When I was a kid we drove out to the west coast from Evanston Ill in 1964. We fished in Colorado and generally looked wide eyed as we crossed America. Then we came to the Great Salt Lake. I had seen lake Michigan, that wide body of water, this was different. It was salt water, and salt flats. As we came off the salt flats on the way to Reno, we climbed a slight hill. At the top of the hill was a motel on the outskirts of Wendover, with what looked like a jet fighter on a trailer.
It was overall grey and blue trim while my dad did not really see it, I was fascinated by it. I learned later it was the Spirit of America Jet Car, powered by a J47 engine out of an F-86. I was to see the Spirit again in 1986 in the Science and Industry Museum in Chicago Ill, as I was killing time before a deployment to Honduras, flying UH-1H Huey’s on “Operation Blazing Trails”, to build a road into the interior, and “bandit” country. But that’s another story.

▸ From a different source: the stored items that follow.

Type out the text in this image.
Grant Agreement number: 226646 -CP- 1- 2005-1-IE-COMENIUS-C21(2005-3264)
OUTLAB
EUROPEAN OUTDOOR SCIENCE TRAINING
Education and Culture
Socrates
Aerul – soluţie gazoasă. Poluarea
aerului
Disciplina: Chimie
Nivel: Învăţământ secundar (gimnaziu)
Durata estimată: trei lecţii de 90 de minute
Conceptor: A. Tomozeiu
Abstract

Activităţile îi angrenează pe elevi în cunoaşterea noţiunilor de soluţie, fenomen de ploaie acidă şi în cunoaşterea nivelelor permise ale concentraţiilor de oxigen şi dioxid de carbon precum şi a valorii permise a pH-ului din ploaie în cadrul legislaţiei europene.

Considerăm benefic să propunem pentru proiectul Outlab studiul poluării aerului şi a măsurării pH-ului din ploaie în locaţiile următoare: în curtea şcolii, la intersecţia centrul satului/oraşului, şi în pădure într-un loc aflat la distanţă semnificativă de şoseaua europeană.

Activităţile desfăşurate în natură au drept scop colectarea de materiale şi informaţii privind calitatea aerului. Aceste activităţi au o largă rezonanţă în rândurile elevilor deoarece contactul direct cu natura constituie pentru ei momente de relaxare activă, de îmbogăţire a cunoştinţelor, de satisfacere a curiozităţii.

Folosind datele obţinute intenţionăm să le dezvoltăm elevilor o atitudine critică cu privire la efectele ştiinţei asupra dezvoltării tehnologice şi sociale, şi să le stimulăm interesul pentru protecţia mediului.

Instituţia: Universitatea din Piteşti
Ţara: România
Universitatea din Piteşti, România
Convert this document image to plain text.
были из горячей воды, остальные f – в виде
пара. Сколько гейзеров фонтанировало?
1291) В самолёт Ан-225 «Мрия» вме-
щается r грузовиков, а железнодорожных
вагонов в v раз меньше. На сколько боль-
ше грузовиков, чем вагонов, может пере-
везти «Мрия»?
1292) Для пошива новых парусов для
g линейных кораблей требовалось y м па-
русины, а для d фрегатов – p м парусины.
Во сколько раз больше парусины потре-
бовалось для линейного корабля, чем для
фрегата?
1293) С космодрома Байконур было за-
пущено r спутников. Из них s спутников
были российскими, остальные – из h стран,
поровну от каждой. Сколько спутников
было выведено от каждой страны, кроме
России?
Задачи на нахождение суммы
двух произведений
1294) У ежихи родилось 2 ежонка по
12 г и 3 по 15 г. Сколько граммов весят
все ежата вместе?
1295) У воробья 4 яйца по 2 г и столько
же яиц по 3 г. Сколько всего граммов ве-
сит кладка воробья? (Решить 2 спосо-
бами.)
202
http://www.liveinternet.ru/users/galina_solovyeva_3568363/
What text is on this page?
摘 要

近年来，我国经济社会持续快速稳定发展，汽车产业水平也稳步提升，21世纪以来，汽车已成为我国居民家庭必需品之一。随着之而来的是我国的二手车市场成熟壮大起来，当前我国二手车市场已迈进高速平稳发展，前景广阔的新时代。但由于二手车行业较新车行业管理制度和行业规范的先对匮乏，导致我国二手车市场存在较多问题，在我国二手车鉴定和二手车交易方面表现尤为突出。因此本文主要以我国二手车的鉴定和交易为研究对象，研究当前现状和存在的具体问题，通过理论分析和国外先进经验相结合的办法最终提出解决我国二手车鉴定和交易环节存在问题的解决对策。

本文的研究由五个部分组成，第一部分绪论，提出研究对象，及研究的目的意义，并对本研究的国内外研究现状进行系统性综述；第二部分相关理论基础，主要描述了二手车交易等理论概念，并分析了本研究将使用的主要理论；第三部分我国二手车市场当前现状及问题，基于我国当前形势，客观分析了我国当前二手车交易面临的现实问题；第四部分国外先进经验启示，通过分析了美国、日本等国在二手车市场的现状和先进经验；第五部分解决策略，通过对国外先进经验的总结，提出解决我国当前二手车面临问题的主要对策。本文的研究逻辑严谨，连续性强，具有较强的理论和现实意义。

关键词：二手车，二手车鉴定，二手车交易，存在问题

Another of the "Jet Cars" was the Wingfoot Express II. Walt Arfons designed the car and Bobby Tatroe drove in 1965 to a speed of 406 MPH, the initial 15 JATO bottles (at around 1000 Lb. Thrust each) did not give the car enough thrust, and only propelled it to measly 406 MPH. In the next attempt they added 10 more bottles, for a combined 25,000 LB of thrust, and not inconsequentially $60,000 a run. It still was not enough to crack the 536.71 average speed measured on two runs. The crew wanted to launch the car vertically, but Goodyear said “NO!”. And the Wingfoot Express II faded into history.